(un)heimliches Leuchten – Sulamith Sallmann | Fotografin
Die Arbeiten der 1971 in Eilenburg geborenen Fotografin Sulamith Sallmann, sind stets durchzogen von einer Art entfernten Nähe. Immer wieder offenbart sich diese Distanz. Die eigene zum Sujet, zum Motiv, die in ihren Fotografien selbst zum Thema werden kann, aber auch die Entfernung bzw. Entfremdung der Menschen und Dinge, die sie abbildet. Jeder Mensch ist eine Welt; doch eine Überbrückung, eine gemeinsame Welt gar, scheint unerreichbar.
Dies jedoch unter dem Begriff Einsamkeit zu subsumieren trifft die Sache nur zum Teil, denn, zeigen ihre Bilder auch gesellige Anlässe, Gruppen von Menschen, offensichtliche Gemütlichkeit, traute Heimlichkeit; aus ihnen quillt oft ein Ungemach, der Zweifel bricht sich Bahn, die Reflexion transzendiert die Verschmelzung und hebt sie dadurch auf. Es scheint die stetige Frage darin enthalten: „wie lange noch (kann das gut gehen)“.

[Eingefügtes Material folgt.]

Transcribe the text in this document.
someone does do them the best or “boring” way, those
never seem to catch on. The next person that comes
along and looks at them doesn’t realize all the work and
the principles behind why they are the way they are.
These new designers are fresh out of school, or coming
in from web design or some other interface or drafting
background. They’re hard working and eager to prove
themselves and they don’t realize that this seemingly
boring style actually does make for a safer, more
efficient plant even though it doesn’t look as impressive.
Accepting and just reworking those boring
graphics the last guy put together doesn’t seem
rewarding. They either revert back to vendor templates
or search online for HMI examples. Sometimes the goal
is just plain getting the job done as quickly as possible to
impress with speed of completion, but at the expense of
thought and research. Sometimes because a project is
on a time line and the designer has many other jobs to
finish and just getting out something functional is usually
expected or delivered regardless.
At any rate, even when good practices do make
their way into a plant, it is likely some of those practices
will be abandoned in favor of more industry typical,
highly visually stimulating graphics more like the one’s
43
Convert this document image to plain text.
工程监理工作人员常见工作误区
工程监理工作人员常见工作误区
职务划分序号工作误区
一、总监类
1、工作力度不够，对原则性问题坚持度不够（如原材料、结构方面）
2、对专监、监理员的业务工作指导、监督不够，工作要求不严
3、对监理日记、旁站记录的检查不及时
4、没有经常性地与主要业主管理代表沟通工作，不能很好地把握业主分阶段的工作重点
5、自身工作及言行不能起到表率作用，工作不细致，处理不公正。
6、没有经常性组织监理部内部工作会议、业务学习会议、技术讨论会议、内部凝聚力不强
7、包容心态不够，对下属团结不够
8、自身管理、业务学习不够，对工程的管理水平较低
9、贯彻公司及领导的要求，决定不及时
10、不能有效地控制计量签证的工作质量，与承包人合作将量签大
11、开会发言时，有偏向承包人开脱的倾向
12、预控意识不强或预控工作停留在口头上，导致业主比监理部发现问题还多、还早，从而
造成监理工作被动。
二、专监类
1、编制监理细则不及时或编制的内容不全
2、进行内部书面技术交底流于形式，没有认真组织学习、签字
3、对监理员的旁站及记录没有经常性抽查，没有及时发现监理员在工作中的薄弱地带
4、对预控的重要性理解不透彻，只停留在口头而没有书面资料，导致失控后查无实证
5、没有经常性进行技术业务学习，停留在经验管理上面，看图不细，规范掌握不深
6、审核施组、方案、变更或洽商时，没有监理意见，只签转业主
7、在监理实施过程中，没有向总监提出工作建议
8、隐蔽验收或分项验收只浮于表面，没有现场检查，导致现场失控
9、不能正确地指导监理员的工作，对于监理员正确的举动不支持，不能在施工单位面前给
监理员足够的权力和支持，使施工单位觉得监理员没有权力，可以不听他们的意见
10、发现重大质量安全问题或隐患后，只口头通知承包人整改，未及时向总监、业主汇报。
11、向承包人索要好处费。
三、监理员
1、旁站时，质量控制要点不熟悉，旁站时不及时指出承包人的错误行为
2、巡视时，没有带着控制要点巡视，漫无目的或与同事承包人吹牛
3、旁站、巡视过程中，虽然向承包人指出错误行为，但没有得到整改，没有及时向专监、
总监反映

Es sind Bilder voll fragender Ungewissheit, besessen vom Thema der Intimität. Jene Intimität, die wir beschützen, verbergen, jene Verletzlichkeit und Unzulänglichkeit, die das Menschliche ausmacht und die wir doch bestmöglich versuchen im Alltag zu verbergen – in diese Welt, die explizit nicht für die Augen der Öffentlichkeit gedacht ist, die Welt der Heimlichkeit will die Fotografin uns entführen. Paradoxerweise erzeugt dies oft ein unheimliches Gefühl. Zum einen versetzt es uns in die Position des Beobachteten, wobei ein Gefühl des Ertapptseins entsteht. Zum anderen offenbart sich jedoch auch eine verstohlene, beobachtende Haltung, ein quasi voyeuristischer Standpunkt, der sich selbst nie verleugnet, ganz im Gegenteil.
Der Voyeur vergisst sich selbst, vereinigt sich, dem Narziss gleich, mit dem fremden oder eigenen Spiegelbild. Der Blick der Sulamith Sallmann ist verstohlen d.h. er ist sich seiner observierenden Natur bewusst, beinhaltet den Schauenden genauso wie das Geschaute. Es ist die ostentativ gestellte Frage: „Was darf ich, wenn darf ich sehen, anschauen, was bezeuge ich hier“. Als „Adoptivtochter“ eines früheren DDR-Dissidenten waren Observation und staatliche Willkür Teil des Alltags. Und sicherlich auch die Angst des „einen falschen Blickes“.
Die zweite formal-inhaltliche Ebene, die in der Arbeit der Künstlerin eine wesentliche Rolle spielt, sind die Wahrnehmungsverschiebungen, die Sie mit beständiger Regelmäßigkeit im Rahmen ihrer Migräneattacken erdulden muss. Die experimentellen Foto- & Folienarbeiten produzieren unheimliche, desorientierte Bilder, die uns einen Eindruck vermitteln wollen, wie es ist, wenn das Gehirn plötzlich etwas ganz anderes mit unserer Welt macht, als wir dies gewohnt sind oder von unserem Denkorgan erwarten.
Sulamith Sallmann fotografiert seit ihrem 14. Lebensjahr ohne je eine formelle Ausbildung in diesem Bereich genossen zu haben. Dabei fügt sie sich in eine lange Liste von Autodidaktinnen ein, die, wie sie, auf der Suche nach einem inneren Blick sich wenig von technischen oder ästhetischen Vorgaben leiten lassen. In Sachsen geboren und in Berlin aufgewachsen, begann sie 14 Jahre im Dunstkreis systemkritischer DDR-Künstlern und Autoren zu fotografieren. 1988 reiste sie mit ihrer Mutter und ihrer jüngeren Schwester in die BRD aus und ließ sich zunächst in Köln, später wieder in Berlin, nieder wo sie seit 1995 lebt und arbeitet.